大里:それでプラットフォームビジネスに注力されたというわけですね。
関様:そのとおりです。Movable Typeを単にブログツールとしてではなく、CMSとして使っていただく、あるいはコンシューマ向けにブログサービスを展開している企業にプラットフォームとして提供するといった形でビジネスを展開していったわけです。
大里:2011年1月に、Movable Typeに関するすべての権利とSix Apartブランドを米Six Apart, Ltdからシックス・アパート日本法人が譲渡を受けたとのことですが、これにはどういった背景があったのでしょうか。
関様:先ほどお話したように、アメリカでは広告ビジネスが成り立ちましたが、一方でプラットフォームビジネスは大きく伸びませんでした。日本はその逆で、プラットフォームビジネスが主軸となります。つまりビジネス構造が日米で乖離している状態だったわけです。そのため、何らかの投資を行うといった際に、いつもコンフリクトするような状況が続きました。そこで事業構造の差を解消するために、会社を事実上スプリットしたというわけです。

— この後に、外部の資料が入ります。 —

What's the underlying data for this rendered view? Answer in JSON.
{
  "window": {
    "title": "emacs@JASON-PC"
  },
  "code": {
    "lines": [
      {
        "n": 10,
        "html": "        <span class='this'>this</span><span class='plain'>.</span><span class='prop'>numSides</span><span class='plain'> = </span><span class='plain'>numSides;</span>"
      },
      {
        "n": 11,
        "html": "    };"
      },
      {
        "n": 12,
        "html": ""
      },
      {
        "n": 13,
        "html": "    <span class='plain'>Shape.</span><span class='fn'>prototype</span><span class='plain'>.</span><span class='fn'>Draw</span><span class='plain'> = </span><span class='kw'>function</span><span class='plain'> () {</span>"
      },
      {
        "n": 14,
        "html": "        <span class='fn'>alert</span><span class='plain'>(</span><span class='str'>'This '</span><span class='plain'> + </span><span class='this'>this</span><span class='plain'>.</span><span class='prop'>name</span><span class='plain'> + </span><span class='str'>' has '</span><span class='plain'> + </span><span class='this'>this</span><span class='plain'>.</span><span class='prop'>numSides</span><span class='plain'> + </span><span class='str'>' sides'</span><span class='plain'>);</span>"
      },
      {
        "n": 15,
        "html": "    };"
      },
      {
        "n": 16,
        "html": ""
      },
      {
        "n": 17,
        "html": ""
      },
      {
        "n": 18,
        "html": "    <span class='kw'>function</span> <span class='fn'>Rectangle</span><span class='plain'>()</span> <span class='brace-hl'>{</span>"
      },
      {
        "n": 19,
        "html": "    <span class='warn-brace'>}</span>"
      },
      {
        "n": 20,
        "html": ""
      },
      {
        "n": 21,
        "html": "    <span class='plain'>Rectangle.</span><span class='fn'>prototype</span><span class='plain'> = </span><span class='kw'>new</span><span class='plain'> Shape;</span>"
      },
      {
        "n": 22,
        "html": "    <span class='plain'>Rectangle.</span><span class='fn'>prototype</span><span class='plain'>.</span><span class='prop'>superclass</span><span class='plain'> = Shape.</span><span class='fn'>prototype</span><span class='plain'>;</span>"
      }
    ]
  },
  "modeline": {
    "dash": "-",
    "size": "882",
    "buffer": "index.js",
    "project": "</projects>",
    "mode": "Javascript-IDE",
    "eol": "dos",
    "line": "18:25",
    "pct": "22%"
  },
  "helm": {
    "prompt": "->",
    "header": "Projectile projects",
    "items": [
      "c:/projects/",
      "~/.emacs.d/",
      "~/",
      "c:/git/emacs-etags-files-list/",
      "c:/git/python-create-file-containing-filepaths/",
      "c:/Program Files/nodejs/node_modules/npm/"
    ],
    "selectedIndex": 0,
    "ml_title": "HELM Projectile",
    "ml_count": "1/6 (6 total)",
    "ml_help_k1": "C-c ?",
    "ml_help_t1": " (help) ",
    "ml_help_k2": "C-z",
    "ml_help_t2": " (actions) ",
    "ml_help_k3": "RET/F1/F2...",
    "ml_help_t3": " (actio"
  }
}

大里:それぞれの市場に合わせて、ビジネスを展開しやすいようにということですね。
関様:そうです。アメリカはビジネスとして可能性が大きいメディア展開に注力します。日本はプラットフォーム部門を引き取り、従来のビジネスを拡大・発展していきます。ただ、一緒にできるビジネスはお互いにやりくりしながらやっていこうという話もしていますので、今後も協力関係は継続していきます。
佐藤:アメリカでのプラットフォームビジネスはどうされるのですか?
関様:今後はアメリカ市場向けにも、日本のシックス・アパートが展開していきます。ただ、アメリカではソフトウェアパッケージを販売するというビジネスはほとんど成り立たない状況になっているので、別の流通形態を検討することになると思います。